Лес внезапно иссяк, уступив место клубничным полям. На самом деле, парижанину трудно было определить культуру этих земель, просто догадался, увидев у дороги продающиеся ягоды. В беседке-киоске, украшенном со всеми прихотями норвежского вкуса, юная румянощёкая «клубничница» с чистой зеленью глаз старательно пыталась привязать традиционного мохнатого тролля к резному навесу. Мгновенно оценив преимущества моего почти двухметрового роста, смеясь, сказала:

– Повесь, пожалуйста.

– Тебя?

– Нет, его, – с размашистым жизнелюбием и смешливостью в глазах ответила девушка.

Выполняя просьбу, взглядом перебираю её черты – хороша чертовка с чёрным морем волос. Густой волной исходил шарм молодой дерзости, мощной струёй била первая женственность. Упоительно пахло клубникой, а вкус её не имел ничего общего с тем «натюрмортом», который я покупал в Париже. Суровая тётя, появившаяся внезапно, прервала завтрак на траве и, выслушав мою просьбу о ночлеге, коротко ответила:

– Двадцать килограммов.

– Многовато, столько мне не съесть, – ответил я шуткой.

Тётка была непробиваемой.

– Есть запрещено. Собирать надо, аккуратно. Идем.
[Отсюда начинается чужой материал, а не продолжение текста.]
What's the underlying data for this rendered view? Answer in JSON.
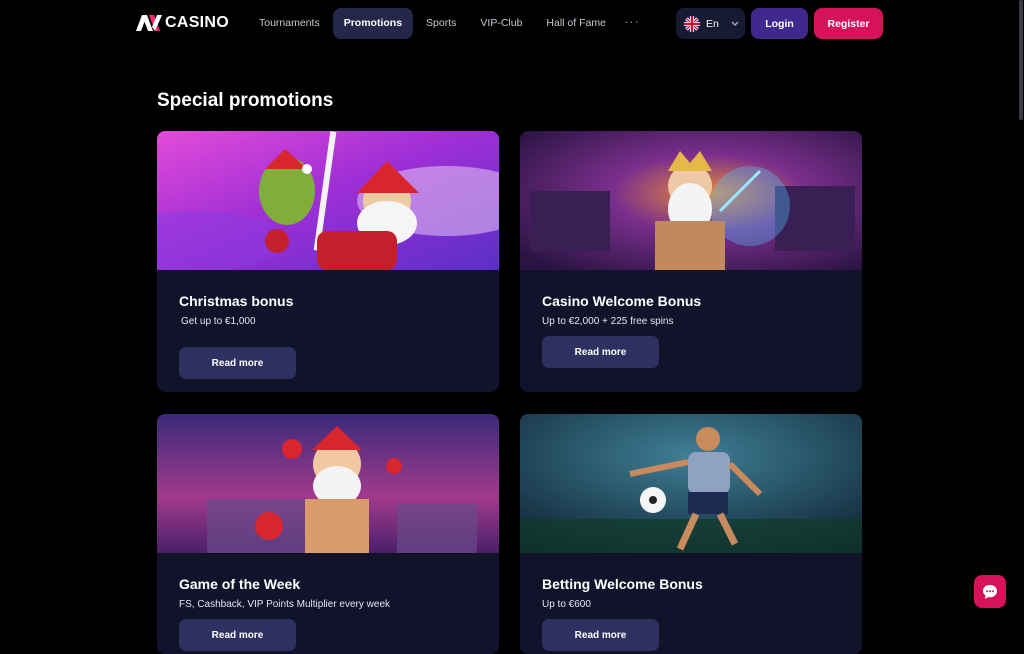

Под хохот племянницы меня вывели на плантацию. Скинув майку и удивив вечернее солнце бледностью своего тела, я старался, как мог, но ароматные спелые клубнички сами просились в рот, а тара, выданная тётушкой, оставалась полупустой. Безмятежность души нарушилась неприличным урчанием в животе, болью в спине и онемением ног. «Неужели появление квантовой механики не повлияло на механизм сбора клубники», – думал я, бросив на чашу весов мой утомительный труд. Я никогда не верил в судьбу, считая, что всё в наших руках, но в этот вечер я перестал верить весам: то, что они показывали – было насмешкой. Девушка сочувственно, но со смешинками в голосе вынесла приговор:

– Ты слишком большой… для этой работы.

– Ты имеешь в виду, большой балбес? Можешь звать меня просто Филя. Она захлебнулась собственным смехом.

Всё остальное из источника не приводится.